One of my friends had a regular Boston Scientific PM to keep him from going to low. His HR went to 170 over the weekend putting him in Hospital

I have a St Jude Bi-ventricular with a low setting of 60 and a High of 130 with a HR set to 70. I was told today if my heart were to beat at 170 the PM would not slow it done. That being the case can anyone explain what that high setting of 130 is for.


3 Comments

Example

by Good Dog - 2016-04-06 01:04:03

When I first received my PM my upper limit was set to 140 bpm. When I was working-out I would often get my rate up close to 200 bpm and I felt good. So obviously, my PM couldn't help above 140, but it didn't need to.
My lower rate set to 50 would not allow my rate to fall below that when I am sleeping. Prior to having the PM my rate would fall to about 35 bpm when sleeping.
So basically, those are safety limits. If you need them changed, your doc can have the pacer tech do that for you. My lower limit was set to 60 bpm originally and I was having trouble sleeping. I figured that is, because my body was accustomed to a much lower rate.
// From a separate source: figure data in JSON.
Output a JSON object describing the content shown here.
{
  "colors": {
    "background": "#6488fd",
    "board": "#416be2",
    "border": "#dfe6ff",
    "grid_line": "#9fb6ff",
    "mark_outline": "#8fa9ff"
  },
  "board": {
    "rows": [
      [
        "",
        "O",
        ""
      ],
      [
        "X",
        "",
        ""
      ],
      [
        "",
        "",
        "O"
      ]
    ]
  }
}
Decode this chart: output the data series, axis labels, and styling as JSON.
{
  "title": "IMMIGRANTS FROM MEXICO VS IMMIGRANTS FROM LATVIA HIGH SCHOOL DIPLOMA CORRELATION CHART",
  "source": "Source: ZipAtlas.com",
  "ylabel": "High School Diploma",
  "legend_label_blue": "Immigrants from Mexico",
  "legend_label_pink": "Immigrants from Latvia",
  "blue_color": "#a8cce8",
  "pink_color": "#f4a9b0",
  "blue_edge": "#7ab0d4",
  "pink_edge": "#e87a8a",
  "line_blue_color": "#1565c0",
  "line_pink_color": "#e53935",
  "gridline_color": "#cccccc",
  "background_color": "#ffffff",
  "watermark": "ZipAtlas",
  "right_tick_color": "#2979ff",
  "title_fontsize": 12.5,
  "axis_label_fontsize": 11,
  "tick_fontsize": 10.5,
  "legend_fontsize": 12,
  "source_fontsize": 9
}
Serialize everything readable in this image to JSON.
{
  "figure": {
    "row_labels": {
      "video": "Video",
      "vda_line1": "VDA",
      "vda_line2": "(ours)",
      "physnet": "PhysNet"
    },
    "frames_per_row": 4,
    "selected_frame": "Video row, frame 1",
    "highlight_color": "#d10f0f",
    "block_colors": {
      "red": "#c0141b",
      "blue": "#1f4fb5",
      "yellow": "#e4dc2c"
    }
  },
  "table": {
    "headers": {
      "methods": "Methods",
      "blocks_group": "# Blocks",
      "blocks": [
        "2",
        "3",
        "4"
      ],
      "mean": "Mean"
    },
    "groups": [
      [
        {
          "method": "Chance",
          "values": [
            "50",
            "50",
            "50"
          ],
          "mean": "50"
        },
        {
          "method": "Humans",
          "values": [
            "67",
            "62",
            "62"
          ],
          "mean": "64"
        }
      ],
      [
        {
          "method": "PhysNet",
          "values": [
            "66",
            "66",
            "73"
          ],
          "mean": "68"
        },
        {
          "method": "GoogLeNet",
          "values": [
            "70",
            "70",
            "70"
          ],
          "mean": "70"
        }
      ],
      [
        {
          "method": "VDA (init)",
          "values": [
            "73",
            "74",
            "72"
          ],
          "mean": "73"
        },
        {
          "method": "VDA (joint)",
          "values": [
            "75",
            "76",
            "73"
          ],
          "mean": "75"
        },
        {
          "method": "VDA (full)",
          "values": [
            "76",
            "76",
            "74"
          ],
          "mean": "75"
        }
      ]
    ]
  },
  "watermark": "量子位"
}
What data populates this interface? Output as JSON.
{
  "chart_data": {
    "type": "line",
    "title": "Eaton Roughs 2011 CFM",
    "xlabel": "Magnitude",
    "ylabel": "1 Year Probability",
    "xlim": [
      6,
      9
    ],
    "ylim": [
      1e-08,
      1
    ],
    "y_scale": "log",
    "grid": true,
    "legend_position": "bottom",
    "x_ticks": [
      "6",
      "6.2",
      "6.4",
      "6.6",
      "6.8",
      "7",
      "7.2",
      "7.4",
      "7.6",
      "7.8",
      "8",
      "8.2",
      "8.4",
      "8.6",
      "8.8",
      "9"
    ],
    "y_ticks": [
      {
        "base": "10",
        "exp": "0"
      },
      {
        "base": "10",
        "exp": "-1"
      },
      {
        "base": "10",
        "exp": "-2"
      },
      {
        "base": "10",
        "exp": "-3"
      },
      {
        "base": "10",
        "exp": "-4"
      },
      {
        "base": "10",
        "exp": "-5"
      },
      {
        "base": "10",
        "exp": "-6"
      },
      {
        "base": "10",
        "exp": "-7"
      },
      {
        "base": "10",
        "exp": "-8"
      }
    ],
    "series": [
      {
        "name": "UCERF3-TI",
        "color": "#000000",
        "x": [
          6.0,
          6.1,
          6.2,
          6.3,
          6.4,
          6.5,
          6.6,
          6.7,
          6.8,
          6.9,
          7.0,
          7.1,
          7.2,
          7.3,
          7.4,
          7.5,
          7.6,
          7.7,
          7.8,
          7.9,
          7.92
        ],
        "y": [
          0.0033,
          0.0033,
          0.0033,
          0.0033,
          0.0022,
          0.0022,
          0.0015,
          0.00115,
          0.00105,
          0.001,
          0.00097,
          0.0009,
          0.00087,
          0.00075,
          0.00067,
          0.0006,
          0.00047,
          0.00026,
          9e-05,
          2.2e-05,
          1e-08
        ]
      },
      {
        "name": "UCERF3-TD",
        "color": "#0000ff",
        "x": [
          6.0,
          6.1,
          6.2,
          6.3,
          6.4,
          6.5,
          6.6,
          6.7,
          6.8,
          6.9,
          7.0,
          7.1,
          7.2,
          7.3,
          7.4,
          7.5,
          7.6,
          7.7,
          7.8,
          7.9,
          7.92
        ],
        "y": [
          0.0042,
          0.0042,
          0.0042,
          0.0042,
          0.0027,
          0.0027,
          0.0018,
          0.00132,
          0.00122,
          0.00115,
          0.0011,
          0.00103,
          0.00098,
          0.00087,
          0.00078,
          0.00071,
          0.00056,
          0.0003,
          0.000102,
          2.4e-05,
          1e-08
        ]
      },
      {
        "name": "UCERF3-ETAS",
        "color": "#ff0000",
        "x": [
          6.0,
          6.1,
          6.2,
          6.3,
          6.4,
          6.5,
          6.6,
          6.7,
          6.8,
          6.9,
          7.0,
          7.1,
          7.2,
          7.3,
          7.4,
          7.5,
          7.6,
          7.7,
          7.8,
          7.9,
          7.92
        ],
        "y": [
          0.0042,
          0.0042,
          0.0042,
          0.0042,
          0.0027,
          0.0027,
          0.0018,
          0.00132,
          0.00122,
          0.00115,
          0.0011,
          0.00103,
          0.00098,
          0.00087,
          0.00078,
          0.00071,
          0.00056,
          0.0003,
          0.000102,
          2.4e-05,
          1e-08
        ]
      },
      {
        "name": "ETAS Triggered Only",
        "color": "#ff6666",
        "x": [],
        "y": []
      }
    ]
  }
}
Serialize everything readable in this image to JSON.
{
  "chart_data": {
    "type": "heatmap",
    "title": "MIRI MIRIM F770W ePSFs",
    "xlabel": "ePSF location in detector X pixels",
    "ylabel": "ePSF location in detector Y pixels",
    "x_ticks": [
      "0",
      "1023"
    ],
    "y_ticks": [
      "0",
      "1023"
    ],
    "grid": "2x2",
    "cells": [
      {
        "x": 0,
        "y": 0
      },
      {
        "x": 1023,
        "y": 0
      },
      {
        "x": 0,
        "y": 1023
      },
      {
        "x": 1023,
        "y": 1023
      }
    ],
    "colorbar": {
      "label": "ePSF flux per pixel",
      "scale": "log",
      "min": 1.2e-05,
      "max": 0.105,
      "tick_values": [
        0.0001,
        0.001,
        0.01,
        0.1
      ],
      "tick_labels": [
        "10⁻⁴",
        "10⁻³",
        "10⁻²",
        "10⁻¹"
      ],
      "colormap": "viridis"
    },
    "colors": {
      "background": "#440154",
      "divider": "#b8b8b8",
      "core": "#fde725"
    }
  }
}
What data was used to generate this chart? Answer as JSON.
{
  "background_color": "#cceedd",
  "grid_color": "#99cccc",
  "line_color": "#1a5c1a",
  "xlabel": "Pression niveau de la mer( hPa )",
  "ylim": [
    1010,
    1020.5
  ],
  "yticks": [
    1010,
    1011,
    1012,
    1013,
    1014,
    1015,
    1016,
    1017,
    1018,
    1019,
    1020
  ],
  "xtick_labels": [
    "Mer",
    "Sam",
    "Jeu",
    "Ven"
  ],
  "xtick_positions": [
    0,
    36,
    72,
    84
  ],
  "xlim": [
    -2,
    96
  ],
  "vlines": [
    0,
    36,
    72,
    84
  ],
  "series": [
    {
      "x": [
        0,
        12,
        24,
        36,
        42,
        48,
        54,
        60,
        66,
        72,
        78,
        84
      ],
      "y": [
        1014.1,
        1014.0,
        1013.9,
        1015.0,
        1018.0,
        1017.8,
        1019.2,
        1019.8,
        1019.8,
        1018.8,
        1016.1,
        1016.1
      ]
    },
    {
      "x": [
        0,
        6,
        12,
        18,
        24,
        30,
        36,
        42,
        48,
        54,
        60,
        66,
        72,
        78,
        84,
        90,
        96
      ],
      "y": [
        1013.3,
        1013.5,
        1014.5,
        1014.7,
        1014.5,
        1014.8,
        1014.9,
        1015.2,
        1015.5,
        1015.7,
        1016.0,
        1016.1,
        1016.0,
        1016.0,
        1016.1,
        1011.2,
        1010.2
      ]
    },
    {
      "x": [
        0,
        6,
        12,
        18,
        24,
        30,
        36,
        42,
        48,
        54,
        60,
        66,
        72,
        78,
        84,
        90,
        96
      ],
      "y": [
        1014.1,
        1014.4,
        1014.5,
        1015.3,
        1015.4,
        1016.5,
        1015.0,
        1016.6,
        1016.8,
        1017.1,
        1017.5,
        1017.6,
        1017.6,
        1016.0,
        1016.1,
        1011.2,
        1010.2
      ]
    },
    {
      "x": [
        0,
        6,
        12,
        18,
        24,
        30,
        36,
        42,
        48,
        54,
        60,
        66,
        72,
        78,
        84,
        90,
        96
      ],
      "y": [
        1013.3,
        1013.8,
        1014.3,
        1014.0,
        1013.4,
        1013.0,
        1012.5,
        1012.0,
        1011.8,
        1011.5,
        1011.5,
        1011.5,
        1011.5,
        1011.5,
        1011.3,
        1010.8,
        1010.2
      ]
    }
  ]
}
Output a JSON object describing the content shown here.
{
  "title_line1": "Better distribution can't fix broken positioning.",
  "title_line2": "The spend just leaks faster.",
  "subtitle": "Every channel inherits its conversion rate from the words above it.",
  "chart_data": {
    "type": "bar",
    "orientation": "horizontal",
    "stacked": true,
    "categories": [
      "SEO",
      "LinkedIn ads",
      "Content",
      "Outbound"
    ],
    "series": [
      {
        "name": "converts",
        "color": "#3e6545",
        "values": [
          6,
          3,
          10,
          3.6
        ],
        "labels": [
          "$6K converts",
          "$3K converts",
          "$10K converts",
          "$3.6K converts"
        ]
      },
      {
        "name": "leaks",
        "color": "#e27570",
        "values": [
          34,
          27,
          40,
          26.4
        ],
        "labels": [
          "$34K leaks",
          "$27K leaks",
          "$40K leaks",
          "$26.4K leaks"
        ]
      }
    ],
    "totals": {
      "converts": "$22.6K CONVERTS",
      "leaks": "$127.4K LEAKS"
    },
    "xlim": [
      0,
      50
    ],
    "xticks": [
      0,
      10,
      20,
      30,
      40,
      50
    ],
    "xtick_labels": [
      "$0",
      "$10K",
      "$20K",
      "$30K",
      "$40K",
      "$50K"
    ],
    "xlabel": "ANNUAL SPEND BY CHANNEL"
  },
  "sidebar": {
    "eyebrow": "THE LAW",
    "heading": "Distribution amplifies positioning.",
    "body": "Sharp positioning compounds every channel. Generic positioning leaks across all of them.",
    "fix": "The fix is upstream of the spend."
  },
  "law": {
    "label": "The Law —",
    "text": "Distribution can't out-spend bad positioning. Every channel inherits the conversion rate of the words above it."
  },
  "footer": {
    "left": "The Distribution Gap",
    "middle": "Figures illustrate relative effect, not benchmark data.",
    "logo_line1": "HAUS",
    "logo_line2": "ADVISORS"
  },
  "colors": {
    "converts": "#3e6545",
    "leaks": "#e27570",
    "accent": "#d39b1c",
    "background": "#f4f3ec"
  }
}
So my doc changed it from 60 to 50 and it helped a lot.

David

upper limit

by techiej - 2016-04-06 03:04:03

Not a Dr so take this for what it's worth:The upper limit - which should also apply to the Boston PM (which I have) - is the point at which the PM will not increase the pacing to keep up with your (detected) exertion.

pacing limits

by Tracey_E - 2016-04-06 12:04:28

If your hr gets below 70, it will pace. If you exert and your rate doesn't go up on its own, it will pace you up to 130. If you are in av block and your atrial rate goes up but the ventricles don't keep up, it will pace the ventricles up to 130. Your heart can do whatever it wants on its own, the pacer will only watch. All it can do is add beats.